Technology shapes our lives. Due to the rewarding benefits that technology provides, it leads many of our actions in a variety of interesting directions.
For example, look at what social media has done to storytelling due to the clear benefits of personal branding. If you’re looking for a job, you’ll likely spend hours fine tuning your LinkedIn profile, making sure that you look as good as possible for any potential employer that happens to view it. If your an entrepreneur, your efforts on social media will have a direct impact on your business, so it’s only natural to think about this when creating blog posts, tweets, and Facebook posts.
There’s nothing wrong with trying to benefit from social media or getting some value back from the stories we share about ourselves with others, but have we become selfish storytellers?
In my TEDx talk at TEDxNormal, I discussed “The Importance of Being an Unselfish Storyteller.” To you, I’d like to pose the question “What if Everyone Became an Unselfish Storyteller?”
To define it, an unselfish storyteller is someone who recognizes and takes advantage of a potential opportunity to help someone else with a personal anecdote, piece of advice, or in-depth piece of knowledge with absolutely nothing to gain in return other than intrinsic rewards.
I suffer from Obsessive Compulsive Disorder and have been on and off of a long list of medications since around the age of 13. My experiences with the disorder, although uncomfortable to share and potentially embarrassing, have value to other people who may be struggling with it or seeking information on the topic to help someone else.
In 2010, a friend of mine shared that one of their relatives had recently been in and out of the hospital due to panic attacks and high anxiety, which I have also had experience with. While my experiences may have been completely different, sharing some of the details of what I went through helped calm that friend and they then shared these experiences and offered my help to their relative. Although we had known each other for years, this topic had never come up because it’s something we try to avoid discussing. By sharing it, I didn’t save someone’s life or help change their point of view on their own struggles, but personally, knowing that there are people to talk to about tough situations I’m facing is comforting and helps me deal with what I’m going through.
Social isolation is one of the primary causes of and reasons depression escalates to suicide. Even with the goal of proving to someone that they are not alone, sharing these tough and hard to talk about situations and experiences can make a real, tangible impact on the world.
If we all became unselfish storytellers
If everyone became an unselfish storyteller, the stigma around mental illness, LGBTQ, diseases, and many other issues would significantly lessen because people would have information on these issues that they previously didn’t have. Just look at the legislation that has happened because of the stories and the open conversations that have been had about gay marriage. Imagine if other important causes received this same attention.

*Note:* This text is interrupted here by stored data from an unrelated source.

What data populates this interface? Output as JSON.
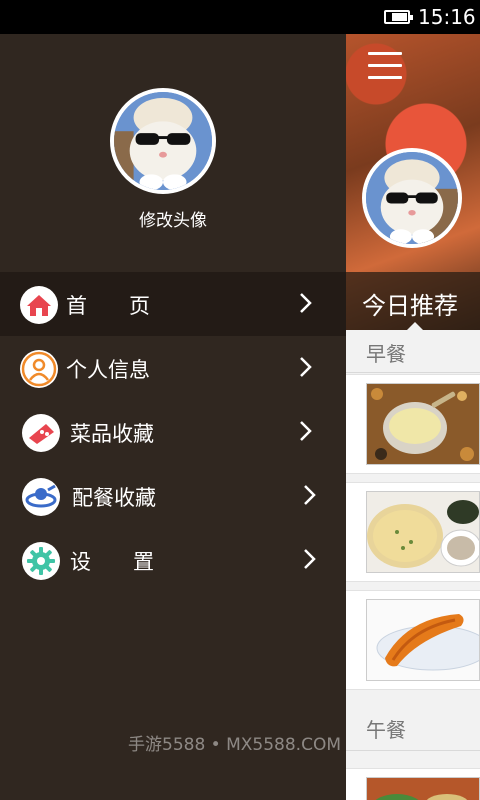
{
  "status_bar": {
    "time": "15:16",
    "battery_level": 0.75
  },
  "drawer": {
    "avatar_caption": "修改头像",
    "items": [
      {
        "label": "首　　页",
        "icon": "home-icon",
        "color": "#e8454f",
        "active": true
      },
      {
        "label": "个人信息",
        "icon": "person-icon",
        "color": "#f08a2a",
        "active": false
      },
      {
        "label": "菜品收藏",
        "icon": "dish-icon",
        "color": "#e8454f",
        "active": false
      },
      {
        "label": "配餐收藏",
        "icon": "meal-icon",
        "color": "#3a6bc9",
        "active": false
      },
      {
        "label": "设　　置",
        "icon": "gear-icon",
        "color": "#3fc4a6",
        "active": false
      }
    ]
  },
  "content": {
    "today_title": "今日推荐",
    "sections": [
      {
        "title": "早餐"
      },
      {
        "title": "午餐"
      }
    ],
    "dishes": [
      {
        "icon": "soy-milk-image"
      },
      {
        "icon": "pancake-image"
      },
      {
        "icon": "fried-dough-image"
      }
    ]
  },
  "watermark": "手游5588 • MX5588.COM",
  "colors": {
    "drawer_bg": "#302720",
    "drawer_active": "#231b16",
    "content_bg": "#f2f2f2"
  }
}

Suicides would dramatically decrease. Is that a bold claim? Yes, it is, but Suicide.org states that over 90% of people who commit suicide have a mental illness at the time of their death. 90%! Having other people who have struggled with similar issues open up will give comfort to those in need and may lead many towards getting the help that they need.
How you can become an unselfish storyteller
Starting today, I want you to think of the toughest situation you’ve ever gone through. Do other people have to go through this same experience? Are there parts of this story that could help someone else? Just by being aware that you have a story with the power to help someone else will help you find opportunities to share it.
Please, share your story not because of the power it has to add Twitter followers or Facebook friends, but for the purpose of bringing courage to those around you.
What story do you have to share that could help someone else?